I just got back from a wonderful week on Cape Cod. It was a truly magical and relaxing vacation. Lots of hiking, kayaking, lobster rolls, champagne, late night chats with old friends, and just general loafing. As well as a beautiful, heartfelt wedding ceremony thrown in there. Lots of happy tears were shed. Now I’m back and grateful I have all day Sunday to help ease me back into reality.
I finally heard back from Dr. H Monday! I got caught up in hanging out with my friends when I arrived in Boston and completely forgot to call the clinic. I happened to check my email as I was going to bed that night and saw her message. She told me to schedule a follow-up appointment for this week and to stop the BCP. So Monday night was my last night on the damn pills. I am not a fan of BCP. I found myself not handling stress very well while on them and I cried at the drop of a hat, which was really annoying. The frustration of finding myself on the verge of tears a lot usually just led to even more tears – talk about a vicious cycle. I still haven’t scheduled a follow-up appointment with Dr. H (I blame it on “Vacation Brain” – I kept losing track of time and just wanted to focus on the trip). I’ll call the clinic first thing Monday and try to get them to squeeze me in this week.

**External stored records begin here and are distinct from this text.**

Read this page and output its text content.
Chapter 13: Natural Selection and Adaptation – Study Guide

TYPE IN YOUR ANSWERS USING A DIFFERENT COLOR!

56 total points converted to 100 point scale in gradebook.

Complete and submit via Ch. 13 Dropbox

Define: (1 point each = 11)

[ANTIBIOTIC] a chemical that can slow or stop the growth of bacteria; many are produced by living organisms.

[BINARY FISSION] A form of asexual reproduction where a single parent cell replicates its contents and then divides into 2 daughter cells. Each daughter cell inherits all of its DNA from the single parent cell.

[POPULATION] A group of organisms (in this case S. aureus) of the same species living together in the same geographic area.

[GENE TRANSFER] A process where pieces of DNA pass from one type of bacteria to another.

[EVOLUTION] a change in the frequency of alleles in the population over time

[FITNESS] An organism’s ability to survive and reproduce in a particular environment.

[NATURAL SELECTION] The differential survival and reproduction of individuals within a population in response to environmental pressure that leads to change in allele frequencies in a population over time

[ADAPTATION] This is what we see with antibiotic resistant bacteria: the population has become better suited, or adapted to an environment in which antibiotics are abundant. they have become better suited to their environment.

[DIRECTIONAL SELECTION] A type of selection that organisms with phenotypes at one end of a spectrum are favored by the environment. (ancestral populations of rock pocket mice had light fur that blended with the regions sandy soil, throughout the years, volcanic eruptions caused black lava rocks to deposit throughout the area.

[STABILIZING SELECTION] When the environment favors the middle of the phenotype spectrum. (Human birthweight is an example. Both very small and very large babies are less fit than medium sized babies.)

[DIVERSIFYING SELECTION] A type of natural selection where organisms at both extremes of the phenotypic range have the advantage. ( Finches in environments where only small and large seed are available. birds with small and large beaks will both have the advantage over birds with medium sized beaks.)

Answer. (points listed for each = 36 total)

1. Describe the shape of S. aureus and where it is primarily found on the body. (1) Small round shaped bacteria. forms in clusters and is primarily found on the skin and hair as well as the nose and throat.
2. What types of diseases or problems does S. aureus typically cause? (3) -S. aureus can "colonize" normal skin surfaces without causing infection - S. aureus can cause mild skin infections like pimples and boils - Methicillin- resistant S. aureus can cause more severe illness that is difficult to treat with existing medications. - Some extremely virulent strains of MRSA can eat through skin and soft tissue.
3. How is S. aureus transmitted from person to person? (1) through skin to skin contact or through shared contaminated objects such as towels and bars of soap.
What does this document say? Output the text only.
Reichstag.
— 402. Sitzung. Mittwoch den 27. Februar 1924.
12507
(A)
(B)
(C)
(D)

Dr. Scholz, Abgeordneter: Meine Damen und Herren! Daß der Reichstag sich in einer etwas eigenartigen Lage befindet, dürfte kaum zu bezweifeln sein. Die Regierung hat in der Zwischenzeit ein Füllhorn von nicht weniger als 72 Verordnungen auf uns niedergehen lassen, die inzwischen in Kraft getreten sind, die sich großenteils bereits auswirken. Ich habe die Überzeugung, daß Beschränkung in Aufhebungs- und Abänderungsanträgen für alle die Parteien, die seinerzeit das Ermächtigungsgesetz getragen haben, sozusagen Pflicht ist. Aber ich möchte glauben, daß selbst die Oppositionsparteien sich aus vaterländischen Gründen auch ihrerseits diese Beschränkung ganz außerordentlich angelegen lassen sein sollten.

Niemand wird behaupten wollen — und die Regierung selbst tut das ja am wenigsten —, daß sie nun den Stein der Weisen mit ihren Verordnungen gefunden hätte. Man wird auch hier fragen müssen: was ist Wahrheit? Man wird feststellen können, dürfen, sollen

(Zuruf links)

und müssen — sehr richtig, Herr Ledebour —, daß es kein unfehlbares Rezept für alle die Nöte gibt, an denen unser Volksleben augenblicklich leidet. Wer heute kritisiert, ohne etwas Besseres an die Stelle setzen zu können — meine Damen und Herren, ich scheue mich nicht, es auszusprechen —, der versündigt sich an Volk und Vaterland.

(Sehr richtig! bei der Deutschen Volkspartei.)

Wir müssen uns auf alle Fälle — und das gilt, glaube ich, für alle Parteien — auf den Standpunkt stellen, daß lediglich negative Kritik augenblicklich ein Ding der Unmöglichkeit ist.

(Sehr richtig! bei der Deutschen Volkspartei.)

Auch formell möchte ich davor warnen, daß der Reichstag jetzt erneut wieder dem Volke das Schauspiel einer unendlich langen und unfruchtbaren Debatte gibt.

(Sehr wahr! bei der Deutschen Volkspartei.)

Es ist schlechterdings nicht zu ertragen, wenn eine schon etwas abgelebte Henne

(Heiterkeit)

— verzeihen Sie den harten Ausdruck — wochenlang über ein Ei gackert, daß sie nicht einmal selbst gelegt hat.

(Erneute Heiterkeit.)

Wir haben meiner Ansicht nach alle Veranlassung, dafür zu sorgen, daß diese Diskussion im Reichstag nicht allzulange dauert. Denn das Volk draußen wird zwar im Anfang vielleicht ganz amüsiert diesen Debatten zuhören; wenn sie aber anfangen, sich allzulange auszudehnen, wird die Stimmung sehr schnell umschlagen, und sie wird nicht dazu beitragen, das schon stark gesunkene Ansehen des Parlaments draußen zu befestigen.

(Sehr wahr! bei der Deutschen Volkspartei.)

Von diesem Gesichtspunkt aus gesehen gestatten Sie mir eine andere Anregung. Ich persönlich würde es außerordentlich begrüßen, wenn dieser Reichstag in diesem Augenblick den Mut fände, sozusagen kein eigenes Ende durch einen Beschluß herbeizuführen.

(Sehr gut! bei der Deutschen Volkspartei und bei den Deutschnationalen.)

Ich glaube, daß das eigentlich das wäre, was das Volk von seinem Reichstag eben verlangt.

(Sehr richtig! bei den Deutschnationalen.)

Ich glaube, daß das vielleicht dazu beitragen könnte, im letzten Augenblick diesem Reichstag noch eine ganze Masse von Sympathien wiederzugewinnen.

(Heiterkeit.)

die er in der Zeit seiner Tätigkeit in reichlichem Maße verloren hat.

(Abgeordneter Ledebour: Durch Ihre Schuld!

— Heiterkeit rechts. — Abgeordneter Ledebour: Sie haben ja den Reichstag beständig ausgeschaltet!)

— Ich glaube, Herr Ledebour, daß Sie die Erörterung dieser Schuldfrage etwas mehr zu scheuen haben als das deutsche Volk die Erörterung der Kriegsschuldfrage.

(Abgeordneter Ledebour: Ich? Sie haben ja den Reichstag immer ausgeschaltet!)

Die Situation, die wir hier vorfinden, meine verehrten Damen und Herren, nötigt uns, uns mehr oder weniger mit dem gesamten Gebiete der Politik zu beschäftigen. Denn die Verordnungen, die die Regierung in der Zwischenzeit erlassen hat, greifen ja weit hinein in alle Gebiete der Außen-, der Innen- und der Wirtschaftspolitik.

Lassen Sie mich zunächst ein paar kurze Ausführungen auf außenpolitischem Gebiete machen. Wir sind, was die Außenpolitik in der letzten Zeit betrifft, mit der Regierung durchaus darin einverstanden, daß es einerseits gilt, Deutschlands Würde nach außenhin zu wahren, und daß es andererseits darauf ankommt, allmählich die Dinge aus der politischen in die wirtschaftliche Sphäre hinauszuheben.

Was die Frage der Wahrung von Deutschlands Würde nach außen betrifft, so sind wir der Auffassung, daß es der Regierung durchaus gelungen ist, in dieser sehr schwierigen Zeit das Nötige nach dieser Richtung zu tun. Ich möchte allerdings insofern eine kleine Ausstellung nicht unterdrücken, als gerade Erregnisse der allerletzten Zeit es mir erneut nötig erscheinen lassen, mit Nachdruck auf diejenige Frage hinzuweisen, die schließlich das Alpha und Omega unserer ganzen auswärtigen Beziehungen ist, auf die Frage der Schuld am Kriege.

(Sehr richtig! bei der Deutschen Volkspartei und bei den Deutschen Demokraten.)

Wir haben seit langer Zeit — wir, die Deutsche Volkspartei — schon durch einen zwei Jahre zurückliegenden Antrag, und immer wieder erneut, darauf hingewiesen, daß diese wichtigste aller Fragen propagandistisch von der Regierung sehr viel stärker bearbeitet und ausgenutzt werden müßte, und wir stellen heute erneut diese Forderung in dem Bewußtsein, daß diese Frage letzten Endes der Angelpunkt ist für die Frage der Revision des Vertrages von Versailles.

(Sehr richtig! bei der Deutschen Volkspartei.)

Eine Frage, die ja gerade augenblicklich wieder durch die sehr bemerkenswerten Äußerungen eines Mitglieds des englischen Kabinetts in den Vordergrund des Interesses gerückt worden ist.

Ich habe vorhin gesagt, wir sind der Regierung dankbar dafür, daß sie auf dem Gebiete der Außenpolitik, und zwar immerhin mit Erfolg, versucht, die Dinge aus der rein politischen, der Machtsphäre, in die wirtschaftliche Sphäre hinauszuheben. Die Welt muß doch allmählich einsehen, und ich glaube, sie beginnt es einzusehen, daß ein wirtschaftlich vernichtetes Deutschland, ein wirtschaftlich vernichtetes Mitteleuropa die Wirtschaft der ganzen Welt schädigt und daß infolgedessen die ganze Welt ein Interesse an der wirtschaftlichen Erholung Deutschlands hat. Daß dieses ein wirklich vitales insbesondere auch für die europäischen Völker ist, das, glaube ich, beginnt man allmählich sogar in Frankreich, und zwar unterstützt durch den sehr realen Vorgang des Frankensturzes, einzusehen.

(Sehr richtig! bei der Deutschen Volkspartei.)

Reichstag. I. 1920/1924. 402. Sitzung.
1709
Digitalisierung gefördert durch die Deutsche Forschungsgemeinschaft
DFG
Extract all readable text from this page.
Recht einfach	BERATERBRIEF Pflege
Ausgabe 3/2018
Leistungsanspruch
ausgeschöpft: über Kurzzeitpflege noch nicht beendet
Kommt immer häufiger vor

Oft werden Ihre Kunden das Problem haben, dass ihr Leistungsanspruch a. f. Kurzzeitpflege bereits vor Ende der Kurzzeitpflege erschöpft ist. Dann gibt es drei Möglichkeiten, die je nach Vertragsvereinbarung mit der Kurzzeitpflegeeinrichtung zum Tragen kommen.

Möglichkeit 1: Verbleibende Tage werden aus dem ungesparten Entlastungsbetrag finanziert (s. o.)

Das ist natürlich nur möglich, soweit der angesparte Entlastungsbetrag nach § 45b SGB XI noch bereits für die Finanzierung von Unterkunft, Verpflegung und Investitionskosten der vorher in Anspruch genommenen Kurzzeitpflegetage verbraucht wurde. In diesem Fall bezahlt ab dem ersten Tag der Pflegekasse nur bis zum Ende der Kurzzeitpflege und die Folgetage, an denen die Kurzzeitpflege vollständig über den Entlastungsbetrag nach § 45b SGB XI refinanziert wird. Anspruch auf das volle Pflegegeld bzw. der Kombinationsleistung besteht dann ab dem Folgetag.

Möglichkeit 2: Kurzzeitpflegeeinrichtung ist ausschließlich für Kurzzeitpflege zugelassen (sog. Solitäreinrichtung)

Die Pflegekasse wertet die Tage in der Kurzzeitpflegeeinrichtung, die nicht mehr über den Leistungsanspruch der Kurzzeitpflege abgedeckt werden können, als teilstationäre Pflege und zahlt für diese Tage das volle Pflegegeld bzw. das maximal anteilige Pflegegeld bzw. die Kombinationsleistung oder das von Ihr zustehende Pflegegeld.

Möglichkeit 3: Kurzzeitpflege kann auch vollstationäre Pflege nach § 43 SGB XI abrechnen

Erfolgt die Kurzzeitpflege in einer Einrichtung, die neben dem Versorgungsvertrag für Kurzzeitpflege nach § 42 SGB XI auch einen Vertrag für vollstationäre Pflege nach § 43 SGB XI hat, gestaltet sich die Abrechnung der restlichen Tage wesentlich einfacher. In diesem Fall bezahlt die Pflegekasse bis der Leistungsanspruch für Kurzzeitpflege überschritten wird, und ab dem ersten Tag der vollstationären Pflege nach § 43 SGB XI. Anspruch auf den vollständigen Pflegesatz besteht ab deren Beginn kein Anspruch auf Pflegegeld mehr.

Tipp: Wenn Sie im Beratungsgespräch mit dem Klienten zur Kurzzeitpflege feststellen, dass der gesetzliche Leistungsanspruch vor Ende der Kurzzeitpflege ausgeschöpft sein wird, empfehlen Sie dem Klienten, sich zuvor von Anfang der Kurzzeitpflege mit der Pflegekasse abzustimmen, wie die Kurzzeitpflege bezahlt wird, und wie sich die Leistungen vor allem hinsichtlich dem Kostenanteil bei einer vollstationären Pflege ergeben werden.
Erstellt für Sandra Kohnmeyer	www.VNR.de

I’m not sure what’s going on with my body right now. So despite being on BCP for 3 weeks, I started my period the day before my hysteroscopy – which was almost 2 weeks ago. Weird. It feels like 2 months ago. Not sure when my period stopped, but the healing of my uterus took awhile. The bed rest last weekend actually worked! I finally stopped bleeding from the procedure Sunday night and was so grateful to not see any blood at all on Monday. But then I got cocky. On Tuesday, I went to a local gym on the Cape and ran on the treadmill (still training for that 5K in late August). I immediately started bleeding afterwards, just a very small amount though and it was definitely old blood. It went away really quickly, so I figured I was in the clear again. Because I bled so much after the procedure, I really wasn’t expecting AF to show up after stopping the BCP. I just figured, there can’t be anything left in there, right? Not the case. Thursday (2 days after stopping the BCP) it looked like AF showed up after all. She stuck around until Friday evening and then disappeared again. Very strange. My periods usually last a solid 5 days, not 2. And this was really light. So my question is: Was that a truncated period? Am I on CD3 right now? Or was that just some residual bleeding from the running on Tuesday and I’m on CD18? Of course, I didn’t have my thermometer with me on the Cape so I have no other reference for this cycle. I guess I’ll find out at my post-op appt.
If all goes well at the appointment, we could either be inseminating in 1 1/2 weeks or in ~4 weeks, depending on what my body is doing. If I’m on CD3 – woo hoo, let the intense ovulation monitoring begin! If I’m on CD18 – we’ve most likely missed the fertile window and will be waiting for the next cycle. Either way, shit is gettin’ real.